Eighteen months of your life have been burned away doing due diligence over financial statements, customer contracts, regulatory exposure, and litigation risk. But how much effort was spent examining the external attack surface? It probably got a questionnaire and a penetration test report from a year ago.
What attackers see on Monday morning is different from what your security team sees. They see a newly acquired subsidiary whose old security team is gone or distracted, whose integration into your controls environment hasn't started, and whose infrastructure is a documented gap. Ransomware groups monitor acquisition announcements. A fresh close is a targeting signal.
This isn't a failure of due diligence process design. Security due diligence in M&A operates under NDA constraints that limit what the acquiring team can actually test before close. It is point-in-time by nature, conducted against a target that has every incentive to present its best posture. What it cannot tell you is what an attacker observes from the internet on day one of your ownership.
What you inherited that you don't know about yet
Acquired infrastructure carries the security posture of the previous owner. That posture may be significantly weaker than your baseline, and it is now your problem in ways that weren't true twenty-four hours ago.
Things that should scare you:
- Internet-facing assets that were never inventoried
- Certificates that have been expiring for six months with nobody assigned to renew them
- Cloud instances provisioned by a development team three years ago that still have production credentials in their environment variables
- Subdomains that were spun up for a marketing campaign and never decommissioned
- Credentials from the acquired company's domain that have been circulating on breach databases since a 2023 incident that the previous security team handled quietly
None of this shows up in the questionnaire responses. Some of it shows up in the pen test report if the tester happened to find it. All of it is on the internet, visible to anyone running seedless discovery against the acquired company's domains, from the moment the deal was announced.
The first actions that matter
Don't wait till after integration planning is complete. Don't wait till after the new CISO relationship is established. On day one, do these things:
- Run seedless discovery against every domain associated with the acquired company
- Flag anything running end-of-life software or carrying expired certificates as an immediate priority regardless of apparent criticality — these are the low-effort targets that get exploited in the first weeks
- Identify any assets that are dual-homed, with interfaces on both the acquired company's network and the internet, because these are the lateral movement paths into your environment that didn't exist before the close
- Pull breach database coverage for the acquired company's email domain and treat any exposed credentials as active
None of this requires waiting for the integration plan. All of it can be done with the domains and company name you have on close day.

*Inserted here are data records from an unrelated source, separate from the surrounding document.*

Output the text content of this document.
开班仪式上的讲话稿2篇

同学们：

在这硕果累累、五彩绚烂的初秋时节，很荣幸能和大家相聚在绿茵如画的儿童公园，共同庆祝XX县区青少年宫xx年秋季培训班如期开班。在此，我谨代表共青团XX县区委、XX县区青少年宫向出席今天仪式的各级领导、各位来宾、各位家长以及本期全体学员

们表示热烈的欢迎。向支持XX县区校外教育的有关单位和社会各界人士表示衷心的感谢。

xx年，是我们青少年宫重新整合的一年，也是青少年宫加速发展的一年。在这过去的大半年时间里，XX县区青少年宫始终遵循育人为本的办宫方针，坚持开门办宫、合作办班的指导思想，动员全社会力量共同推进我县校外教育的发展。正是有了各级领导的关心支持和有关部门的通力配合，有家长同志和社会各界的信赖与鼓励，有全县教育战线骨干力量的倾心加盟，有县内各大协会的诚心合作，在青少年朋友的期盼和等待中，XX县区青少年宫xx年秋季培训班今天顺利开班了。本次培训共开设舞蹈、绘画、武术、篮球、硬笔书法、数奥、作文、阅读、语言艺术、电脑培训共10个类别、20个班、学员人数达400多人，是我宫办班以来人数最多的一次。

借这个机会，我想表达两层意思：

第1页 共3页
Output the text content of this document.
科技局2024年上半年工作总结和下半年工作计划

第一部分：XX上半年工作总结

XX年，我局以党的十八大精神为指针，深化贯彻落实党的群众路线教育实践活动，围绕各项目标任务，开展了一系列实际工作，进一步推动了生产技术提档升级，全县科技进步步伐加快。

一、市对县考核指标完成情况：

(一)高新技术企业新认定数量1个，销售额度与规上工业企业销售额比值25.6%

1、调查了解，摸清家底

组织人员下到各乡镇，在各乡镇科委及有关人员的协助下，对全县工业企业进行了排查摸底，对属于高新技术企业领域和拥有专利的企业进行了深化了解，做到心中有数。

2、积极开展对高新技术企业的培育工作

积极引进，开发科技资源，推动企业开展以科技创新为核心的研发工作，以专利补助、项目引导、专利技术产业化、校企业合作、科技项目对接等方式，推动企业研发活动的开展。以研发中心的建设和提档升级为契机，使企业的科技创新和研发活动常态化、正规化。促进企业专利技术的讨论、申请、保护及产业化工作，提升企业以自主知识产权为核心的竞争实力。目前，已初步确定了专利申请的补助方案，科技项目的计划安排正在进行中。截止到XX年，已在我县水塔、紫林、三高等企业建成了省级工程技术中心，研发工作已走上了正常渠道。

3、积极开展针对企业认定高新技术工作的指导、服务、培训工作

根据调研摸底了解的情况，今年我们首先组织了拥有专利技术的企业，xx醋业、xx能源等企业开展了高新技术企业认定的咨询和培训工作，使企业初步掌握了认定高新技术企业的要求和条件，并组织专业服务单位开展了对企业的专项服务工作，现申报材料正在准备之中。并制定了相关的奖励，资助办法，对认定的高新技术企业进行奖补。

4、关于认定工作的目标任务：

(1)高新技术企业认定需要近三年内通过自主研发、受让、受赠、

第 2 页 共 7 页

The EASM program gap this exposes
Most EASM programs are scoped to the acquirer's known infrastructure. Adding an acquisition to scope is a manual process that requires someone to remember to do it while they are also managing an active integration. This is exactly the kind of process that fails under real conditions.
Platforms that update their organizational entity models automatically when public acquisition data becomes available close this gap without relying on a manual step during the highest-stress period of the integration calendar. Platforms that require manual scope configuration require someone to take that action under pressure, at exactly the moment when the team has the least capacity to do it.
If your organization runs an active acquisition program, how your EASM platform handles scope expansion at close is a procurement criterion worth evaluating explicitly, not a feature to discover after the first missed acquisition window.